When low mortgage rates are based on the expectation of a slower economic growth, this is “away from a desirable economic environment,” according to Matt CouliarEconomic expert in Modi analyzes. “This is not a pink picture,” Couliar said.
However, the low -low rates of home loan will not change this month, equivalent to the ability to afford housing, especially when the family income cannot keep pace with the high cost of living. Real estate mortgage rates are still higher than they were last September, as shown below.
What is the effect of the Federal Reserve on prices?
The big question is how new job data will be tightened and financially Impact on federal reserves Interest rate adjustments in the coming months. Although the Federal Reserve does not specify real estate mortgage rates directly, the changes in the standard federal funds affect other consumer borrowing rates, such as home loans, in the long run.
After inflation showed continuous signs of slowdown in late 2024, the Federal Reserve reduced interest rates three times. However, at its next meeting on March 19, the central bank is unlikely to make any discounts. during Forum in New York Last Friday, Federal Reserve Chairman Jerome Powell repeated the need to maintain fixed rates based on the unexpected effects of government policy. “We are in a good position to wait for greater clarity,” said Powell.
The markets expect that the Federal Reserve will resume reduction in interest rates in May or June when it is clear whether there is an increasing risk of staging job loss. The wave of federal layoffs and job discounts has not been reflected after a continuous direction in work data. “It will take more than one month of negative recruitment data to study the federal reserve to change the policy position,” she said. Julia PollackSenior Economists in ZipRecruiter.
While mortgages today are costly compared to 2 % interest rates From the era of the epidemic, experts say that the rocky bottom rates will not return unless there was a severe economic shrinkage. Although prices may continue to decline, they are unlikely to decrease much less than 6 % by the end of 2025.

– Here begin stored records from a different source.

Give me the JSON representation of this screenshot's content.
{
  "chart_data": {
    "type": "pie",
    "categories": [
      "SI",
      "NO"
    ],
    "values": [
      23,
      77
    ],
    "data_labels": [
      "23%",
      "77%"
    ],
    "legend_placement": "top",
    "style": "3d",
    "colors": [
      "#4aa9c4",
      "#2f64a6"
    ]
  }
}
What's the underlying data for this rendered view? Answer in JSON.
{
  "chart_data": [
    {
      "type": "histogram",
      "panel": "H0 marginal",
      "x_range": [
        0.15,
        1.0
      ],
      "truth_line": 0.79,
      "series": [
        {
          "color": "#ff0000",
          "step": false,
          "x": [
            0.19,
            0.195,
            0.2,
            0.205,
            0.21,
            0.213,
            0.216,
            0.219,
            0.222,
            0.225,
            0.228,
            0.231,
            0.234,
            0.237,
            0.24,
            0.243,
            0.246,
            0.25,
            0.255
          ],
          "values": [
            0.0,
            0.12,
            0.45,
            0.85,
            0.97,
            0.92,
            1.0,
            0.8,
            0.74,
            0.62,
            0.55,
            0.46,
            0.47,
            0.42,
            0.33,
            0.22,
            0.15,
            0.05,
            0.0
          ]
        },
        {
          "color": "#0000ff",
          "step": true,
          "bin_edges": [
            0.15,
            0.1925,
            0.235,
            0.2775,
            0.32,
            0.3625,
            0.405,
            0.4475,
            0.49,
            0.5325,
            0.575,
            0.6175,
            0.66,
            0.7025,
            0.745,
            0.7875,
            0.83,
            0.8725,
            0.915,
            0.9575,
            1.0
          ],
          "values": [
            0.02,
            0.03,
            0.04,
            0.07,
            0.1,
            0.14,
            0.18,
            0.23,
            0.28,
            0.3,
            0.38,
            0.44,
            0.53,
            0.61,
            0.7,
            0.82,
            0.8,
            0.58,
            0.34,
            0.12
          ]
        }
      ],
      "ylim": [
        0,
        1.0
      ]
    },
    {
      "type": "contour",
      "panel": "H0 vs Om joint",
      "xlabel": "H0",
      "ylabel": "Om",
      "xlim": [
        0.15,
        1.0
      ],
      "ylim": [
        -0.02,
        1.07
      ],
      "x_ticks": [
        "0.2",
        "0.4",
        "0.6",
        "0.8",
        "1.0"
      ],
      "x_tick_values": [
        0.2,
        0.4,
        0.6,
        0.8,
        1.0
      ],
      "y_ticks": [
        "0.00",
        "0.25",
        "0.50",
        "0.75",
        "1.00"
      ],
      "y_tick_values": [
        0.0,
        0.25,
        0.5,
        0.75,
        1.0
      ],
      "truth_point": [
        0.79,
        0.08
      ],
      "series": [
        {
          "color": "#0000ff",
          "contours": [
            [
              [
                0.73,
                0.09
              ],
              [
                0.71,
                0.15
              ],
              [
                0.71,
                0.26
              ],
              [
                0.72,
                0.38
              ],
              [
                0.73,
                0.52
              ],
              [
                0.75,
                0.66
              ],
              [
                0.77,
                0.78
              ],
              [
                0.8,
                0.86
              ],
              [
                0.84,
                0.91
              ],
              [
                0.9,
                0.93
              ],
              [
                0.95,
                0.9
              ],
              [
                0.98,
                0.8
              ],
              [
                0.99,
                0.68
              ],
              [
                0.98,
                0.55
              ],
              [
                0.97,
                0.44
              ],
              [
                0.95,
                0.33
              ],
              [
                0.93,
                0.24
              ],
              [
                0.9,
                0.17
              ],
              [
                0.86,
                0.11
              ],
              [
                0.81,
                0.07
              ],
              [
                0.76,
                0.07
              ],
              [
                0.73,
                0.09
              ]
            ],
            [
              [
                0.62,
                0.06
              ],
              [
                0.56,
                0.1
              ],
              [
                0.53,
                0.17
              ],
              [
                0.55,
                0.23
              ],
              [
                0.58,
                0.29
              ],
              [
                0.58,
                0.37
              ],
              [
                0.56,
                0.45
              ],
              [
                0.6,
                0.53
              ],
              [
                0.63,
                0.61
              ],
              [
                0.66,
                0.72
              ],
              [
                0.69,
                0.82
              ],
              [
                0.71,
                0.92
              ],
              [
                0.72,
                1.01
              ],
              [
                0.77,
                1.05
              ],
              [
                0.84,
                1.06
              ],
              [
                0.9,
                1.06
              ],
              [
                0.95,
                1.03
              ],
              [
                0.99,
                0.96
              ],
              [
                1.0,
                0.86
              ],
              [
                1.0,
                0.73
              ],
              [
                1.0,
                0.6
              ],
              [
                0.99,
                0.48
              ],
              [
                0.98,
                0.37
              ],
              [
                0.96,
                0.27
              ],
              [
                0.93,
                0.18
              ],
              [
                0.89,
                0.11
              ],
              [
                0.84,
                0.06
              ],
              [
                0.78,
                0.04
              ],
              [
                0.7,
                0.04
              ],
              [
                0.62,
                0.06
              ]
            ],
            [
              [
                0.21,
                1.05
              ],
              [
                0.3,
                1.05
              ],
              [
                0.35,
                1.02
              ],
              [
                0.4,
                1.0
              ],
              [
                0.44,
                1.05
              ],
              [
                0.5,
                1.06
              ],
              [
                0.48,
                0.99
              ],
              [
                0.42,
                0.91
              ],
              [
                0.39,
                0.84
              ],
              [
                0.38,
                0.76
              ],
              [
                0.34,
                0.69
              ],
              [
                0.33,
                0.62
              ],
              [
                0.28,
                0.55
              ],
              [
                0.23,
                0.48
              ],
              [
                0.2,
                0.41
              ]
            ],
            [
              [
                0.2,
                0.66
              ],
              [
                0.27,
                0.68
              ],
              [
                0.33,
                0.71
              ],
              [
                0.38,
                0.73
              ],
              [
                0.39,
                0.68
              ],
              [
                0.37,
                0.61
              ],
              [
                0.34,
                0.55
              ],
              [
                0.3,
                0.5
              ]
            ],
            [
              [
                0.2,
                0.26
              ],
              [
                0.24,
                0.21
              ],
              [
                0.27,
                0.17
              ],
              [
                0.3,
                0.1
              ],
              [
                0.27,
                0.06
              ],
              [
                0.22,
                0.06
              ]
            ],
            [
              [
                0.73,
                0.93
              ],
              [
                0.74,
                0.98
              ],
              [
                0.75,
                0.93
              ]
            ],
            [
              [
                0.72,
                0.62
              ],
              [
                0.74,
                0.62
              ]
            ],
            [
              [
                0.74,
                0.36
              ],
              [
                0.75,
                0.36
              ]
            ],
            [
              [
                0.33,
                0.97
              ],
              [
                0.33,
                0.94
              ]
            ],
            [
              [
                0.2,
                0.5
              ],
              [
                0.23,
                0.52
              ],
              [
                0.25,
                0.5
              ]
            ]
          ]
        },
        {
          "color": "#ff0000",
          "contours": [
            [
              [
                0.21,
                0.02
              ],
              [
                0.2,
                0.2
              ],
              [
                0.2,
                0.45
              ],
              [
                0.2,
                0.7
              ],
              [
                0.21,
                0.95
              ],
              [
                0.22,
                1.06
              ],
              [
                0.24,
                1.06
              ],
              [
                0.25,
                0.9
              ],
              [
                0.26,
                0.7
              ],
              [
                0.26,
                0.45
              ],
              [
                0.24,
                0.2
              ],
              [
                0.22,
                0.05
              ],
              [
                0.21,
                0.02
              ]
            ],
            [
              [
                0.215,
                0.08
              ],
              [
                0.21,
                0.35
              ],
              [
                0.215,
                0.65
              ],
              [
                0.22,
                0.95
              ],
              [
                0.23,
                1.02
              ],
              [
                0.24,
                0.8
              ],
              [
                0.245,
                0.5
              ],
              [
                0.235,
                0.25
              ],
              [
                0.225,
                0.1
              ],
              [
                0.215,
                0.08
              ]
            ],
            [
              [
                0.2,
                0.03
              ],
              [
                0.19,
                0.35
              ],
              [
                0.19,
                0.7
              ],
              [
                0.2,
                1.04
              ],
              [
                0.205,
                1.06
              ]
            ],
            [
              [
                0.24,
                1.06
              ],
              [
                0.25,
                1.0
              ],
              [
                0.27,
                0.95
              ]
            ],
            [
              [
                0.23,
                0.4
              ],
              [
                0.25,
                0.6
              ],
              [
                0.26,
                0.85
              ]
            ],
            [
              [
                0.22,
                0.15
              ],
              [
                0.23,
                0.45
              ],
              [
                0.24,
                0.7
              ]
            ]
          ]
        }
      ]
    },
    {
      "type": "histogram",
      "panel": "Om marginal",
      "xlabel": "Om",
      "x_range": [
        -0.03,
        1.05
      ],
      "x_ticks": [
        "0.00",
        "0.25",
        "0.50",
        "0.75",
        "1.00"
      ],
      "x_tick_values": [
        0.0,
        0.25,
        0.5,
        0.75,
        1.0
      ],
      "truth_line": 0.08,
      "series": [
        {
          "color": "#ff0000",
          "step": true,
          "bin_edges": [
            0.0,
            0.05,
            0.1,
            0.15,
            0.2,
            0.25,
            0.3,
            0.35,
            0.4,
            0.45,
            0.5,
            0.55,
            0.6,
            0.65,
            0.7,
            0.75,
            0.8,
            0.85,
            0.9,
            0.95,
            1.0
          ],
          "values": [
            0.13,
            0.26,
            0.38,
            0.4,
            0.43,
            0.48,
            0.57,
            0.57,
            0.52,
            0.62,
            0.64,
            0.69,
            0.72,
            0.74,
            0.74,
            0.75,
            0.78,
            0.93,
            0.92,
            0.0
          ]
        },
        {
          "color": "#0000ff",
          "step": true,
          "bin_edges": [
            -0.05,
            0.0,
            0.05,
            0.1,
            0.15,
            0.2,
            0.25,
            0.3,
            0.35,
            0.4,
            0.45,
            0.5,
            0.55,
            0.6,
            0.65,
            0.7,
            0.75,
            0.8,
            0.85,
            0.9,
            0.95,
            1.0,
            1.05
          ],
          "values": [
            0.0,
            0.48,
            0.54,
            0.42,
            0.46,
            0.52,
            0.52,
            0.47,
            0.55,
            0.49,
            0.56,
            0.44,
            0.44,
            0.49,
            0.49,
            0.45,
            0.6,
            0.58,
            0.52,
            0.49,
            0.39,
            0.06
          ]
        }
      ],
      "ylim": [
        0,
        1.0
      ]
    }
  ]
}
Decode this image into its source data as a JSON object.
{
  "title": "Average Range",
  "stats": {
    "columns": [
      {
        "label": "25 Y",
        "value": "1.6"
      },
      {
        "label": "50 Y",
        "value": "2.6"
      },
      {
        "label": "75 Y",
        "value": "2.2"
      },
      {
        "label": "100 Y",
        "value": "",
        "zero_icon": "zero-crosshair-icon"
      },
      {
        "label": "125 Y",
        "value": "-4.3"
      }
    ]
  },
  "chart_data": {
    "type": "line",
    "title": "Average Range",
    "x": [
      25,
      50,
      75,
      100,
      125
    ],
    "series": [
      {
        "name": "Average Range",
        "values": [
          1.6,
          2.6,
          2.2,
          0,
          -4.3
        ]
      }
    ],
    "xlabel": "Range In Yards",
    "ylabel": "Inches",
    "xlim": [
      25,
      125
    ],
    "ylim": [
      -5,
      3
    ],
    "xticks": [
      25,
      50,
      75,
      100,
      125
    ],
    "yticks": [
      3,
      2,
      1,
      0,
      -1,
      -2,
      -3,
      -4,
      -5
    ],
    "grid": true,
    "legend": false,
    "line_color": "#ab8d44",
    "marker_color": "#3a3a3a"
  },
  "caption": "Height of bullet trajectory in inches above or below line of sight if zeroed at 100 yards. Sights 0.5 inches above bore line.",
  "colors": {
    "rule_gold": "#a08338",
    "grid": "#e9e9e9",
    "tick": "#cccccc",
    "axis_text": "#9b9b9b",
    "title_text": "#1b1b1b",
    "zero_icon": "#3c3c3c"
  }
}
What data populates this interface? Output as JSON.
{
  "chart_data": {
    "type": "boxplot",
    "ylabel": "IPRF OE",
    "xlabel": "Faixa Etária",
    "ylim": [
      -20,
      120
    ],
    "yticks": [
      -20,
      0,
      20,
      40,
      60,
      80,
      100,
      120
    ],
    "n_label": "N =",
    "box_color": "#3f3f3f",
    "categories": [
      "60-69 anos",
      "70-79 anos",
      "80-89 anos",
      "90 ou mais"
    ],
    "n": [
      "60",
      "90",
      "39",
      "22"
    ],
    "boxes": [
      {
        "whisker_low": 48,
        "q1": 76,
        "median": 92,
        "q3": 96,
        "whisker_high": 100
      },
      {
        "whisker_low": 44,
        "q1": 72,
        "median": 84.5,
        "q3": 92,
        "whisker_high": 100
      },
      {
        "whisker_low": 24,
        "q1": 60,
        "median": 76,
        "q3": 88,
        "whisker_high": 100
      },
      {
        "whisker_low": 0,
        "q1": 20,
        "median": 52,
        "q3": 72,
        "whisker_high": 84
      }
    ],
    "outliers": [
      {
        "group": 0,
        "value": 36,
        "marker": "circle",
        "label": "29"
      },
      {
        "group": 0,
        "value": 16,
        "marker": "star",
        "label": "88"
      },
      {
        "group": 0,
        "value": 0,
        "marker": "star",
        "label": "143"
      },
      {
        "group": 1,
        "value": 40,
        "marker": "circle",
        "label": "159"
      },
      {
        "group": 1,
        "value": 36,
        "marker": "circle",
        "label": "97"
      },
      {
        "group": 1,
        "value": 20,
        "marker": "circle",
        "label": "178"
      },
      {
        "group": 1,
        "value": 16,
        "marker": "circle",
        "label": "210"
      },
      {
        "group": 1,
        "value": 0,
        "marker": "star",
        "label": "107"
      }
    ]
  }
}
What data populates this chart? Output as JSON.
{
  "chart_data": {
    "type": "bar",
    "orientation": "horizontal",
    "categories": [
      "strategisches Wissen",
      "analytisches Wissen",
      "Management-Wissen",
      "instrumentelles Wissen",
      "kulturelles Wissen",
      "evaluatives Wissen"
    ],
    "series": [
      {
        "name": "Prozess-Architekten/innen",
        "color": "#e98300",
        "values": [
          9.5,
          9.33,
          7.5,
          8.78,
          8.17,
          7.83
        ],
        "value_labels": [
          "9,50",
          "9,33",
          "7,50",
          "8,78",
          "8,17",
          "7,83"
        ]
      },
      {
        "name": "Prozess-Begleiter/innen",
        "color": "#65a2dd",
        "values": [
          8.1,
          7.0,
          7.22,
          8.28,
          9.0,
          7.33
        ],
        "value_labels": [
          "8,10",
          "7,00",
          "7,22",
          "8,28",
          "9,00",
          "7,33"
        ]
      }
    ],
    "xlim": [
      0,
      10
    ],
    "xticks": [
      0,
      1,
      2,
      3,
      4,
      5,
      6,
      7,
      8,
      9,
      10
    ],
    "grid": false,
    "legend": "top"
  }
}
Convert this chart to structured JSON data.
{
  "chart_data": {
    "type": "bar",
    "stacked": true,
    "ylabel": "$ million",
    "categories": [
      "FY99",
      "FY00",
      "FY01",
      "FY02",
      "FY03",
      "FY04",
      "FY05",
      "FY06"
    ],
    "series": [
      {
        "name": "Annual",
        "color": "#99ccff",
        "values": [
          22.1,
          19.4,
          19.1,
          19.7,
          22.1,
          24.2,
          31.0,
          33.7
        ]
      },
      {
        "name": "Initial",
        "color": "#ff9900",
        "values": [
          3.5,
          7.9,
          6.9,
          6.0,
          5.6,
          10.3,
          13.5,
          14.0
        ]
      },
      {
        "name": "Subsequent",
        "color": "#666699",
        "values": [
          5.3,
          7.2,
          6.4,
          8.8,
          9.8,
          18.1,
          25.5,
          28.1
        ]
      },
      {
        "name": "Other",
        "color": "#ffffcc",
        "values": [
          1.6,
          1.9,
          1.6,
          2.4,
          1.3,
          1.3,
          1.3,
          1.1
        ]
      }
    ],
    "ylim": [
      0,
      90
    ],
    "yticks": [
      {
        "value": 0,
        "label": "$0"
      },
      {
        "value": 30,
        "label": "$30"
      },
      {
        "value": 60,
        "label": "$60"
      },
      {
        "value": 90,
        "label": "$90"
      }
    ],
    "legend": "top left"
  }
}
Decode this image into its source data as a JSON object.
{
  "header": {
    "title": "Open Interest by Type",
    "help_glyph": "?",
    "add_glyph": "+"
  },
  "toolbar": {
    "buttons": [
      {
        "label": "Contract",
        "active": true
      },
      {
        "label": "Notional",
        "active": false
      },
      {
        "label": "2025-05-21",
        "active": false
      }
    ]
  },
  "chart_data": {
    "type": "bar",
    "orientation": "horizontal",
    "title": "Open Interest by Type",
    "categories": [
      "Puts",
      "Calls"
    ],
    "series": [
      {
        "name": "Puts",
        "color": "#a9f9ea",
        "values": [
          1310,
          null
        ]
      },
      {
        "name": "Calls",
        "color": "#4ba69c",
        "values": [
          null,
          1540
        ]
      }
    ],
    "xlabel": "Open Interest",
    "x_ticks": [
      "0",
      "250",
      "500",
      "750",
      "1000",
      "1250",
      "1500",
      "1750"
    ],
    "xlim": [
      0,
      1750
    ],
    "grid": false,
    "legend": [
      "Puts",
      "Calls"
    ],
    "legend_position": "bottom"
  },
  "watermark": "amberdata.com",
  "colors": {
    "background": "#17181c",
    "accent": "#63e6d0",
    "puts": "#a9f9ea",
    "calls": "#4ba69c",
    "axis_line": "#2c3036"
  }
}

Expert advice for home buyers
with The spring season for the house When rapidly approaching, potential housing buyers are left wondering whether the market will enter or continue to wait on the margin. It is never good to rush to Buy a house Without creating a clear budget.
Here are what experts recommend before buying a house:
💰 Build your credit degree. Your credit degree will help determine whether you are eligible to get a mortgage and at any interest rate. A Credit From 740 or above it will help you qualify for a lower rate.
💰 Except for a larger first batch. greater Premium It allows you to get a smaller real estate mortgage and get a lower interest rate than your lender. If you can bear it, the batch is at least 20 % will remove the private mortgage insurance.
💰 Shop the mortgage lenders. It can help compare loans from multiple mortgage lenders Negotiate a better rate. Experts recommend obtaining at least two estimates of loans from two different lenders.
💰 Consider real estate mortgage points. You can get a lower mortgage rate through purchase Mortgage pointsWith each point costs 1 % of the total loan amount. One mortgage point is equal to a decrease of 0.25 % in the mortgage rate.